Restez informé avec les dernières données COVID-19.

ET ENFIN…

Toujours debout, dans une pandémie

Jonny Harris, photographié à Fortune, à Terre-Neuve, a déclaré à CBC que l’équipe de Still Standing s’était bien adaptée aux défis de la pandémie. (Chris Armstrong Photographie)

Jonny Harris dit que sa part de Canadiana, Encore debout, a permis aux téléspectateurs de « voyager par procuration à travers votre téléviseur ».

Bien que l’émission soit parfaite pour une pandémie, Harris a récemment déclaré à CBC Spectacle du matin de St. John’s que la logistique du tournage de l’émission sous les restrictions COVID-19 s’est avérée difficile.

Pour s’assurer que les performances en direct étaient sûres et ventilées, l’équipe de tournage a utilisé des tentes de spectacle en plein air plutôt que des lieux intérieurs. Pendant les répétitions générales de jour, l’équipe couvrait la tente de feutre noir pour imiter l’obscurité d’un théâtre d’intérieur.
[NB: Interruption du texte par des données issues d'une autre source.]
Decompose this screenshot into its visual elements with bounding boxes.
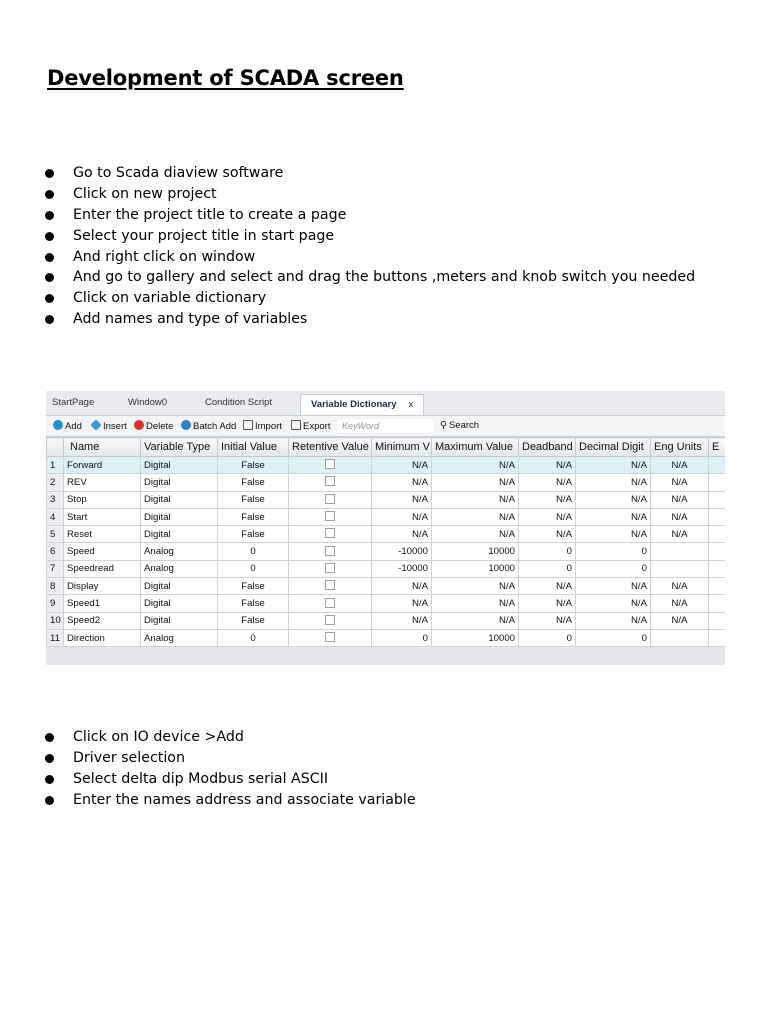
table-cell-type: Digital — [141, 595, 218, 612]
table-cell-type: Digital — [141, 457, 218, 474]
batch-add-icon — [181, 420, 191, 430]
table-body — [47, 457, 726, 647]
table-cell — [709, 526, 726, 543]
retentive-checkbox[interactable] — [325, 511, 335, 521]
table-cell-max: N/A — [432, 612, 519, 629]
steps-list-2 — [45, 727, 416, 811]
retentive-checkbox[interactable] — [325, 632, 335, 642]
column-header[interactable]: Name — [64, 438, 141, 457]
table-cell-type: Digital — [141, 612, 218, 629]
table-header-row — [47, 438, 726, 457]
table-cell-type: Analog — [141, 543, 218, 560]
table-cell — [709, 457, 726, 474]
search-label: Search — [448, 420, 480, 431]
search-icon: ⚲ — [440, 420, 447, 431]
insert-icon — [90, 419, 101, 430]
retentive-checkbox[interactable] — [325, 546, 335, 556]
table-cell-init: False — [218, 526, 289, 543]
table-cell-type: Digital — [141, 508, 218, 525]
steps-list-1 — [45, 163, 695, 330]
table-cell-n: 9 — [47, 595, 64, 612]
table-cell-name: REV — [64, 474, 141, 491]
table-cell-dec: 0 — [576, 629, 651, 646]
table-cell-min: 0 — [372, 629, 432, 646]
retentive-checkbox-cell — [289, 595, 372, 612]
table-cell-type: Digital — [141, 526, 218, 543]
step-text: Select your project title in start page — [73, 227, 335, 244]
table-cell-eng: N/A — [651, 457, 709, 474]
column-header[interactable]: Retentive Value — [289, 438, 372, 457]
table-row[interactable] — [47, 457, 726, 474]
bullet-icon — [45, 232, 54, 241]
table-cell-init: False — [218, 457, 289, 474]
table-cell-max: 10000 — [432, 629, 519, 646]
table-cell — [709, 508, 726, 525]
tab-condition-script[interactable]: Condition Script — [205, 397, 273, 408]
table-cell-init: False — [218, 595, 289, 612]
table-row[interactable] — [47, 543, 726, 560]
table-cell-dead: N/A — [519, 508, 576, 525]
tab-bar — [46, 391, 725, 416]
retentive-checkbox[interactable] — [325, 528, 335, 538]
table-cell-name: Direction — [64, 629, 141, 646]
table-cell-dec: N/A — [576, 457, 651, 474]
import-button[interactable] — [243, 420, 282, 432]
close-tab-icon[interactable]: x — [408, 399, 414, 410]
table-cell-max: N/A — [432, 457, 519, 474]
table-cell-min: N/A — [372, 457, 432, 474]
retentive-checkbox-cell — [289, 578, 372, 595]
table-row[interactable] — [47, 595, 726, 612]
step-item — [45, 309, 695, 330]
batch-add-label: Batch Add — [193, 421, 237, 432]
column-header[interactable]: Minimum V — [372, 438, 432, 457]
step-item — [45, 184, 695, 205]
delete-label: Delete — [146, 421, 174, 432]
table-cell-init: False — [218, 612, 289, 629]
retentive-checkbox-cell — [289, 612, 372, 629]
table-cell-n: 2 — [47, 474, 64, 491]
retentive-checkbox-cell — [289, 560, 372, 577]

« Les gens vont peut-être espionner ces épisodes à cause du peu de personnes dans le public portant des tuques, ce qui est une première pour Encore debout« , a déclaré Harris.

Les spectacles en direct sont généralement bondés mais les règles de capacité ont obligé l’équipe de production à limiter le public à 25 personnes.

« Je me suis dit : ‘Oh, ça va avoir l’air affreux. Ça ne ressemblera pas à la communauté est là' », a déclaré Harris. Ses craintes se sont apaisées lorsqu’il a vu un épisode de Le spectacle de ce soir, dans lequel Jimmy Fallon a joué pour un théâtre vide.

« Je me suis dit, d’accord, s’il peut en quelque sorte manger de la terre pendant cette période étrange, je devrais peut-être aussi le faire », a déclaré Harris.

L’équipage termine actuellement la septième saison de Encore debout, tandis que Harris est en Ontario avec son « autre » travail, en tant que membre de la distribution de Les mystères de Murdoch.

Une date de début pour la nouvelle saison de Encore debout n’a pas été défini, mais Harris espère une première en janvier.